The chairwoman of the Health and Safety Executive said yesterday that the offshore industry’s leadership had responded well to a critical report on about 100 UK platforms published at the end of 2007.
Judith Hackitt was giving a speech in the Ardoe House Hotel, near Aberdeen, at the new UK oil and gas industry safety awards organised by Step Change in Safety and Oil and Gas UK.
She referred to the HSE’s Key Programme 3 (KP3) report, which had discovered backlog levels of non-routine maintenance was as high as 26,000 hours, while only half of deluge equipment – used to supply water to fight fires – passed a test.

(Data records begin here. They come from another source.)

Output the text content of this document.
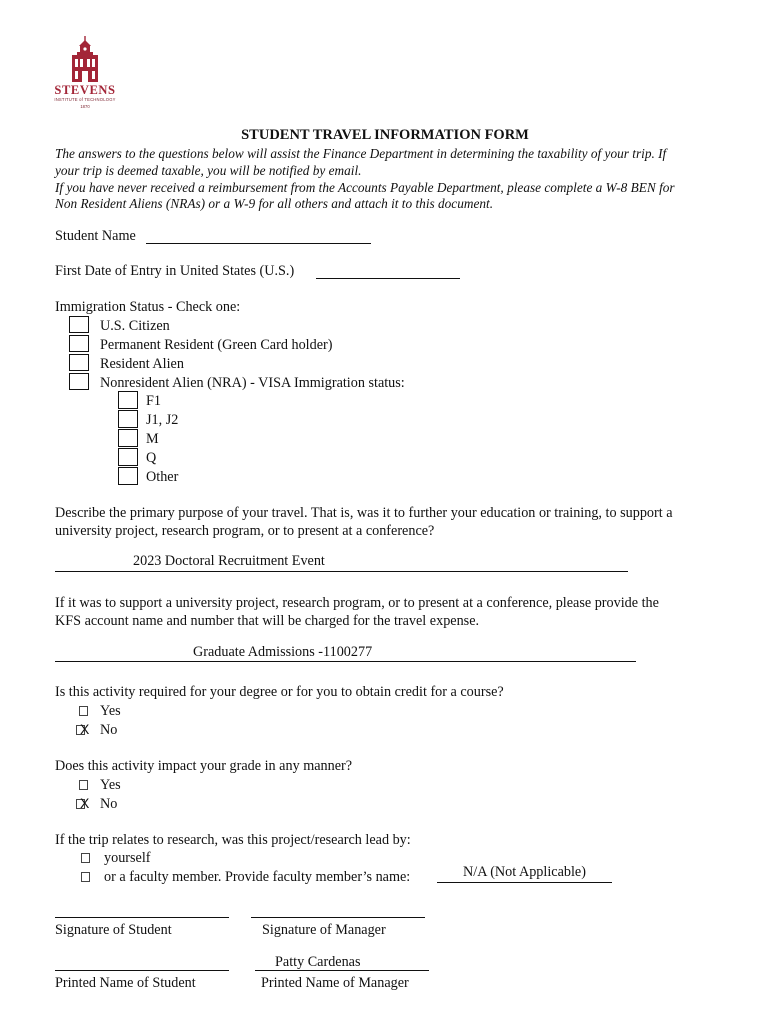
STEVENS
INSTITUTE of TECHNOLOGY
1870
STUDENT TRAVEL INFORMATION FORM
The answers to the questions below will assist the Finance Department in determining the taxability of your trip. If
your trip is deemed taxable, you will be notified by email.
If you have never received a reimbursement from the Accounts Payable Department, please complete a W-8 BEN for
Non Resident Aliens (NRAs) or a W-9 for all others and attach it to this document.
Student Name
First Date of Entry in United States (U.S.)
Immigration Status - Check one:
U.S. Citizen
Permanent Resident (Green Card holder)
Resident Alien
Nonresident Alien (NRA) - VISA Immigration status:
F1
J1, J2
M
Q
Other
Describe the primary purpose of your travel. That is, was it to further your education or training, to support a
university project, research program, or to present at a conference?
2023 Doctoral Recruitment Event
If it was to support a university project, research program, or to present at a conference, please provide the
KFS account name and number that will be charged for the travel expense.
Graduate Admissions -1100277
Is this activity required for your degree or for you to obtain credit for a course?
Yes
X No
Does this activity impact your grade in any manner?
Yes
X No
If the trip relates to research, was this project/research lead by:
yourself
or a faculty member. Provide faculty member’s name:	N/A (Not Applicable)
Signature of Student	Signature of Manager
Patty Cardenas
Printed Name of Student	Printed Name of Manager
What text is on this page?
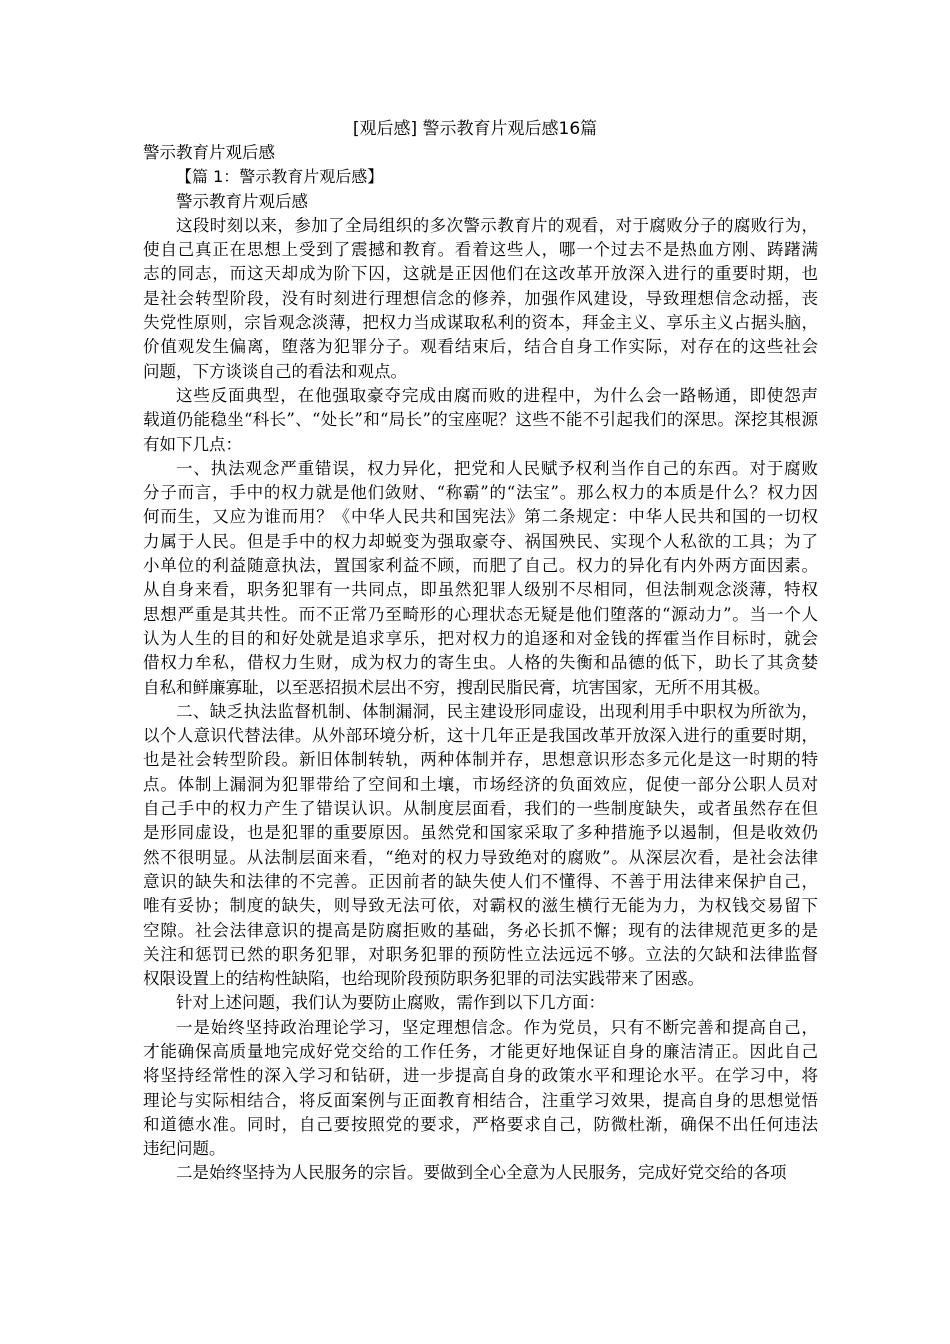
[观后感] 警示教育片观后感16篇
警示教育片观后感
【篇 1：警示教育片观后感】
警示教育片观后感
这段时刻以来，参加了全局组织的多次警示教育片的观看，对于腐败分子的腐败行为，
使自己真正在思想上受到了震撼和教育。看着这些人，哪一个过去不是热血方刚、踌躇满
志的同志，而这天却成为阶下囚，这就是正因他们在这改革开放深入进行的重要时期，也
是社会转型阶段，没有时刻进行理想信念的修养，加强作风建设，导致理想信念动摇，丧
失党性原则，宗旨观念淡薄，把权力当成谋取私利的资本，拜金主义、享乐主义占据头脑，
价值观发生偏离，堕落为犯罪分子。观看结束后，结合自身工作实际，对存在的这些社会
问题，下方谈谈自己的看法和观点。
这些反面典型，在他强取豪夺完成由腐而败的进程中，为什么会一路畅通，即使怨声
载道仍能稳坐“科长”、“处长”和“局长”的宝座呢？这些不能不引起我们的深思。深挖其根源
有如下几点：
一、执法观念严重错误，权力异化，把党和人民赋予权利当作自己的东西。对于腐败
分子而言，手中的权力就是他们敛财、“称霸”的“法宝”。那么权力的本质是什么？权力因
何而生，又应为谁而用？《中华人民共和国宪法》第二条规定：中华人民共和国的一切权
力属于人民。但是手中的权力却蜕变为强取豪夺、祸国殃民、实现个人私欲的工具；为了
小单位的利益随意执法，置国家利益不顾，而肥了自己。权力的异化有内外两方面因素。
从自身来看，职务犯罪有一共同点，即虽然犯罪人级别不尽相同，但法制观念淡薄，特权
思想严重是其共性。而不正常乃至畸形的心理状态无疑是他们堕落的“源动力”。当一个人
认为人生的目的和好处就是追求享乐，把对权力的追逐和对金钱的挥霍当作目标时，就会
借权力牟私，借权力生财，成为权力的寄生虫。人格的失衡和品德的低下，助长了其贪婪
自私和鲜廉寡耻，以至恶招损术层出不穷，搜刮民脂民膏，坑害国家，无所不用其极。
二、缺乏执法监督机制、体制漏洞，民主建设形同虚设，出现利用手中职权为所欲为，
以个人意识代替法律。从外部环境分析，这十几年正是我国改革开放深入进行的重要时期，
也是社会转型阶段。新旧体制转轨，两种体制并存，思想意识形态多元化是这一时期的特
点。体制上漏洞为犯罪带给了空间和土壤，市场经济的负面效应，促使一部分公职人员对
自己手中的权力产生了错误认识。从制度层面看，我们的一些制度缺失，或者虽然存在但
是形同虚设，也是犯罪的重要原因。虽然党和国家采取了多种措施予以遏制，但是收效仍
然不很明显。从法制层面来看，“绝对的权力导致绝对的腐败”。从深层次看，是社会法律
意识的缺失和法律的不完善。正因前者的缺失使人们不懂得、不善于用法律来保护自己，
唯有妥协；制度的缺失，则导致无法可依，对霸权的滋生横行无能为力，为权钱交易留下
空隙。社会法律意识的提高是防腐拒败的基础，务必长抓不懈；现有的法律规范更多的是
关注和惩罚已然的职务犯罪，对职务犯罪的预防性立法远远不够。立法的欠缺和法律监督
权限设置上的结构性缺陷，也给现阶段预防职务犯罪的司法实践带来了困惑。
针对上述问题，我们认为要防止腐败，需作到以下几方面：
一是始终坚持政治理论学习，坚定理想信念。作为党员，只有不断完善和提高自己，
才能确保高质量地完成好党交给的工作任务，才能更好地保证自身的廉洁清正。因此自己
将坚持经常性的深入学习和钻研，进一步提高自身的政策水平和理论水平。在学习中，将
理论与实际相结合，将反面案例与正面教育相结合，注重学习效果，提高自身的思想觉悟
和道德水准。同时，自己要按照党的要求，严格要求自己，防微杜渐，确保不出任何违法
违纪问题。
二是始终坚持为人民服务的宗旨。要做到全心全意为人民服务，完成好党交给的各项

Mrs Hackitt said, however, that a subsequent review found the offshore industry’s leadership had responded well and allocated considerable resources to tackling issues identified in the report.
She told the audience of about 350 people: “It would be an understatement to say that, over the last few years, the offshore oil and gas industry has gone through some challenging times.
“Structural changes among operators, some stark reminders of the importance of process safety and asset integrity, concerns about the extent to which workforces are engaged and dealing with the findings of the HSE’s seminal publication, the KP3 report but, to the industry’s credit, led by its Step Change initiative, it has made significant progress in addressing such issues.
“Today, I want to remind you all that this is a task that never ends and one where complacency must never be allowed to creep in. The necessary level of focus and commitment to continue this important work and ensure that health and safety in offshore oil and gas industry continues to improve year-on-year must be maintained.”
Mrs Hackitt said HSE had always been eager for an event such as yesterday, adding: “The recognition that awards bring is very important to health and safety because as we keep saying: health and safety is about creating a culture that is embedded within a company and its employees’ DNA so that the right things are done at the right time all of the time. I’ve been impressed but not surprised by the number and the quality of the nominations that the awards have attracted. I know there has to be a winner, but 90 nominations were received; that’s a lot of people using their ingenuity to create solutions or find ways to make their workplaces safer for everyone.”
OGUK chief executive Malcolm Webb said: “Safety is a job never done and we constantly need to strive to improve and reduce the risk to those working in our industry to the absolute minimum. To achieve this, it is vital that we learn from each other, share best practice and take new ideas and initiatives back into our own individual companies. This is why the awards were created; to honour our high performers and . . . to provide a platform to share their achievements and best practice with the wider industry.”
Mr Webb told the audience that the winners would not get their medals immediately: they are stuck in France due to the ash-cloud chaos.
He also said that two Piper Alpha safety scholarships, worth £12,500 each, would be launched later this year, with the successful applicants studying in Aberdeen.
Winners of the awards, sponsored by Maersk Oil, were:
Safety Leadership, sponsored by Chevron Upstream Europe – Kevin Hailes, North Sea electrical technical authority with BP.
Safety Representative of the Year, sponsored by Nexen Petroleum UK – Stuart Mann, heating, ventilation and air-condition technician with Integrated Engineering Services.
Preventative Safety Action, sponsored by Nexen Petroleum UK – John Roper, scaffolder/safety technician with RBG.
Most Promising Individual, sponsored by Draeger Safety UK – Victoria Lee, trainee health, safety, environment and quality adviser with BIS Salamis.
Innovation in Safety, sponsored by ABB Engineering Services – BP’s Schiehallion floating production vessel.
Services to Safety – Bob Kyle, safety consultant with Oil and Gas UK.